In some embodiments of the present disclosure, the metadata of the spatially heterogeneous audio element may also contain information indicating whether different types of modifications of the stereo image should be applied when the position and/or orientation of the listener is changed. In particular, for a particular type of spatially heterogeneous audio element, it may be undesirable to change the spatial width of the spatially heterogeneous audio element based on changes in the position and/or orientation of the listener, or to exchange left and right channels as the listener moves from one side of the spatially heterogeneous audio element to the opposite side of the spatially heterogeneous audio element. Furthermore, for a particular type of audio element, it may be desirable to modify the spatial extent of spatially heterogeneous audio elements along only one dimension.

For example, people often occupy a two-dimensional space rather than being aligned along a straight line. Thus, if the spatial range is specified in only one dimension, it is very unnatural if the stereo width of crowd-space heterogeneous audio elements is significantly narrowed when the user moves around the crowd.
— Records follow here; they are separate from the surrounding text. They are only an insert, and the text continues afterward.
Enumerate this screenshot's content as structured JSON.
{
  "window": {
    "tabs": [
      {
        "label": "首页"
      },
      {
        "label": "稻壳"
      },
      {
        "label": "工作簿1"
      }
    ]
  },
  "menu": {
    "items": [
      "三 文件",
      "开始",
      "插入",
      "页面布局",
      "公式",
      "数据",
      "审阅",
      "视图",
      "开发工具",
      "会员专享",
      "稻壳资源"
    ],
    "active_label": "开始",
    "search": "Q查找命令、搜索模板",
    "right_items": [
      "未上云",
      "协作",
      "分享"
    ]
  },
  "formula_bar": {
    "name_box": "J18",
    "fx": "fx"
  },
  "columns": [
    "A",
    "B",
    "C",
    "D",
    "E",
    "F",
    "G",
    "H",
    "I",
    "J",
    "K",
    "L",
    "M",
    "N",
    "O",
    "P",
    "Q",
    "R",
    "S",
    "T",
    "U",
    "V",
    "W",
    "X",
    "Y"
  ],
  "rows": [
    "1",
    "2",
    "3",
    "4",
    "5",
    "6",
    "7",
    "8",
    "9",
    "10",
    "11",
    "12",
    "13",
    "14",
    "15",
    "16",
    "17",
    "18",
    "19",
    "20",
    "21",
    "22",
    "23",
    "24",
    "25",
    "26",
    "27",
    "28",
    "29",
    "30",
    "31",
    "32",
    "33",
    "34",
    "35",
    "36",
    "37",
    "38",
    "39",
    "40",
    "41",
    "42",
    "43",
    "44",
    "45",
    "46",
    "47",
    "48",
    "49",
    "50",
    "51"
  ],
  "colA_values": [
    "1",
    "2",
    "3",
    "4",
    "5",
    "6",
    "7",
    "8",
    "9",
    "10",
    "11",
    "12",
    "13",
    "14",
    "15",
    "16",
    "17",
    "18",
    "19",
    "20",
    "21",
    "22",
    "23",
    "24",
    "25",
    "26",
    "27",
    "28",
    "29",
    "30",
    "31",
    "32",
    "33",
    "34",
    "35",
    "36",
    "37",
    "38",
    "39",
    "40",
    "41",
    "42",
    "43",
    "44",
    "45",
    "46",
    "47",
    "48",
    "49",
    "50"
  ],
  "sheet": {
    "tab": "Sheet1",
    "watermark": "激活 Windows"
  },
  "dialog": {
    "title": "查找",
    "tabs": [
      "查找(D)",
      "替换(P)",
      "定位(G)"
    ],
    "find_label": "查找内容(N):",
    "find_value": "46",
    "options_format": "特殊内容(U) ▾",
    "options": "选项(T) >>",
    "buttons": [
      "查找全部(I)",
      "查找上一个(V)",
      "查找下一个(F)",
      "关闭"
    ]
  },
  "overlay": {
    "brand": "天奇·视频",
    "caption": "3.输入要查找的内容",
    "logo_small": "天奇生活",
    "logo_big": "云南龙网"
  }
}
Furthermore, spatial and temporal information from a crowd is typically random and not very orientation specific, so a single stereo recording of the crowd may be well suited to represent it at any relative user angle. Thus, metadata of crowd-space heterogeneous audio elements may contain information indicative of: even if the relative positions of listeners of the crowd-space hetero-audio element change, modification of the stereo width of the crowd-space hetero-audio element should be disabled. Alternatively or additionally, the metadata may also include information indicating that a specific modification of the stereo width should be applied in case of a change of the relative position of the listener. The above-mentioned information may also be contained in metadata of spatially heterogeneous audio elements representing only perceivable areas of huge real life elements such as roads, oceans and rivers.

In other embodiments of the present disclosure, metadata for a particular type of spatially heterogeneous audio element may include location-related, direction-related, or distance-related information specifying a spatial range of spatially heterogeneous audio elements. For example, for a spatially heterogeneous audio element representing the sound of a crowd, the metadata of the spatially heterogeneous audio element may include information specifying: a first particular spatial width of the spatial heterogeneous audio element when the listener of the spatial heterogeneous audio element is located at a first reference point and a second particular spatial width of the spatial heterogeneous audio element when the listener of the spatial heterogeneous audio element is located at a second reference point different from the first reference point. In this way, spatially heterogeneous audio elements that have no observation angle specific auditory events but have an observation angle specific width can be effectively represented.

Although embodiments of the present disclosure described in the preceding paragraphs are explained using spatially heterogeneous audio elements having spatially heterogeneous features in one or two dimensions, embodiments of the present disclosure are equally applicable to spatially heterogeneous audio elements having spatially heterogeneous features in more than two dimensions by adding corresponding stereo signals and metadata for the additional dimensions. In other words, embodiments of the present disclosure are applicable to spatially heterogeneous audio elements represented by a multi-channel stereo signal, i.e. a multi-channel signal using stereo image technology (thus the whole spectrum comprises stereo, 5.1, 7.X, 22.2, VBAP, etc.). Additionally or alternatively, the spatially heterogeneous audio elements may be represented as a first order Ambisonics B-format representation.

In a further embodiment of the present disclosure, stereo signals representing spatially heterogeneous audio elements are encoded, for example, by using joint stereo coding techniques, in order to exploit redundancy in the signals. This feature provides a further advantage over encoding spatially heterogeneous audio elements as clusters of individual objects.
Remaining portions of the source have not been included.